I picked up the book Mismatch – How Inclusion Shapes Design, by Kat Holmes, as part of my User Experience Design Masters study. Published by MIT press, it’s considered a strong starting point for design students and practitioners who want to better understand inclusion in design. As a fledgling UX designer with an intention to design for projects for social good, it felt like an important read. Kat is an engineer turned designer who headed up the inclusive product innovation at Microsoft for 7 years and went on to Google as UX design director. She has dedicated her career to understanding the true scope of human diversity, studying different ways in which people can feel excluded by design with the view to make a shift from the concept of inclusive design as ‘nice add-on’ to a culture of design in which inclusivity is embedded at every stage.
Kat defines Inclusive design as: A methodology that enables and draws on the full range of human diversity. Most importantly, this means including and learning from people with a range of perspectives.
Drawing from the ‘Nothing about us, without us’ slogan popularised in America by disability activist and author James Charlton in the late 1990’s, Kat continually reiterates throughout the book that the job of a designer is to involve the end user at each stage of the design journey. She creates a 5-step circle of inclusion to be integrated into the design process. Whether architects, urban planners, product designers or technologists, our design decisions influence who can contribute to society, and whether those interactions are easy, stressful, fun or challenging. The first part of the book guides the reader to recognise exclusion – as this is the first stem to understanding inclusion.
Redefining the term inclusion, who is excluded and why
One of the book’s key missions is reframing the way readers consider ‘disability’. Moving away from the binary narrative of ‘able’ and ‘disabled’, we’re introduced to the spectrum of ability or ‘the persona spectrum’; “An inclusive design method that solves for one person and then extends to many”. Examples of products designed for a specific need and then extended to be invaluable to users outside that spectrum are endless. Captioning and subtitles designed for the hard of hearing are valued by people in noisy spaces, or people learning a new language. The flexible straw was designed by father Joseph Friedman to help his daughter drink a milkshake at a high table and is now a useful tool for millions, for people who are bed-bound, to those sipping cocktails on the beach. Mismatch asks us to consider designing for inclusivity as an opportunity for innovation and divergent thinking, rather than an afterthought aimed at a sub-group.
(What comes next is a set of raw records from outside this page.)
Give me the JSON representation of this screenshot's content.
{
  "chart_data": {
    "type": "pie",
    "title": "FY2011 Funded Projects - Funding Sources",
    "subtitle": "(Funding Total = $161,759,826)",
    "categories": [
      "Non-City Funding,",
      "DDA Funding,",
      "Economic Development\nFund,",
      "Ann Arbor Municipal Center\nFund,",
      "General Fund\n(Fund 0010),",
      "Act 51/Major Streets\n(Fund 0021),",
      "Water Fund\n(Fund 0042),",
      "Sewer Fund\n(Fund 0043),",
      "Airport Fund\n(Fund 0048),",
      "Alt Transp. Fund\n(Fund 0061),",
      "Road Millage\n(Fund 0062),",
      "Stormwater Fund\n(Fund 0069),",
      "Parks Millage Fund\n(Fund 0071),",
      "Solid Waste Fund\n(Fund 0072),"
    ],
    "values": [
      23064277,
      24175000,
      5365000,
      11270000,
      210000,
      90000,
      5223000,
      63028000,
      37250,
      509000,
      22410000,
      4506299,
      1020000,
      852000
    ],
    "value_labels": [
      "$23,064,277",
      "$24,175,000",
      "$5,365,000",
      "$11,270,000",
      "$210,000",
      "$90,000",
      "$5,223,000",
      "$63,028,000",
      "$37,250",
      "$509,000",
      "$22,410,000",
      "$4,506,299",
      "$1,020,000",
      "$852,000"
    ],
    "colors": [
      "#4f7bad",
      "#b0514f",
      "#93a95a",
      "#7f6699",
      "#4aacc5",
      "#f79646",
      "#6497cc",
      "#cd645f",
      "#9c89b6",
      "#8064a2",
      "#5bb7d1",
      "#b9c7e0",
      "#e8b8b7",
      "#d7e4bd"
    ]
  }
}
It’s important to remember here that we may have been educated to design using a framework of ‘the normal human’. Certainly in my fashion design education I can tell you that the idea of fit models and mannequins exclude 99.9% of the population when designing initial prototypes. It begs the question, why even start with this restricted vision of the human body? Thankfully this is being challenged, and there are even people in fashion looking to User Experience Design methodology as a reference to consider widening that scope.
Many design techniques to envision masses of people are still influenced by the 19th century Belgian mathematician Quetelet, the creator of The Bell Curve. Drawing from models of probability established decades earlier, Quetlet gathered data on human bodies, plotted it on a chart and defined the middle curve as ‘normal’, otherwise known as the 80/20 rule – the centre of the 80% defining the average. His consequent publication Treatise on Man held that individuals should be measured against this perfect average. The bell curve was used as the basis for varied fields of study, including body mass index, public health and the horrific assertions of Eugenics. “The power of the bell curve echoes through the design of our society, from classrooms to computers”. This approach fails to recognise the nuance of human ability, diversity and our changing facets. Of course there are occasions where we need to measure averages and discover popular consensus, however Kat encourages designers to err away from presumptions. “This leads many teams to treat the remaining 20% as outliers of edge cases… in fact edge cases can be a useful starting point for creating better solutions”.
Reading this book from the perspective of a UX designer, I see the methodologies and ways of thinking as key to our practice. The book provides a framework for designing beyond our societal structure, which currently prioritises a ‘perfect’ kind of human. ‘The Measure of Man’, published in 1960 laid out the ‘average’ proportions of men and women, and is still a reference to many designers to this day. The book points out that we’ve got a long way to go in creating a society that doesn’t exclude people. Holmes summarizes a process that can be applied to various industries that require working with a large population. Not just for designers, but for anyone who’s job includes human interaction, Mismatch challenges us to identify our own biases. This book challenges designers to think outside their own sensory experience and design for a fairer future.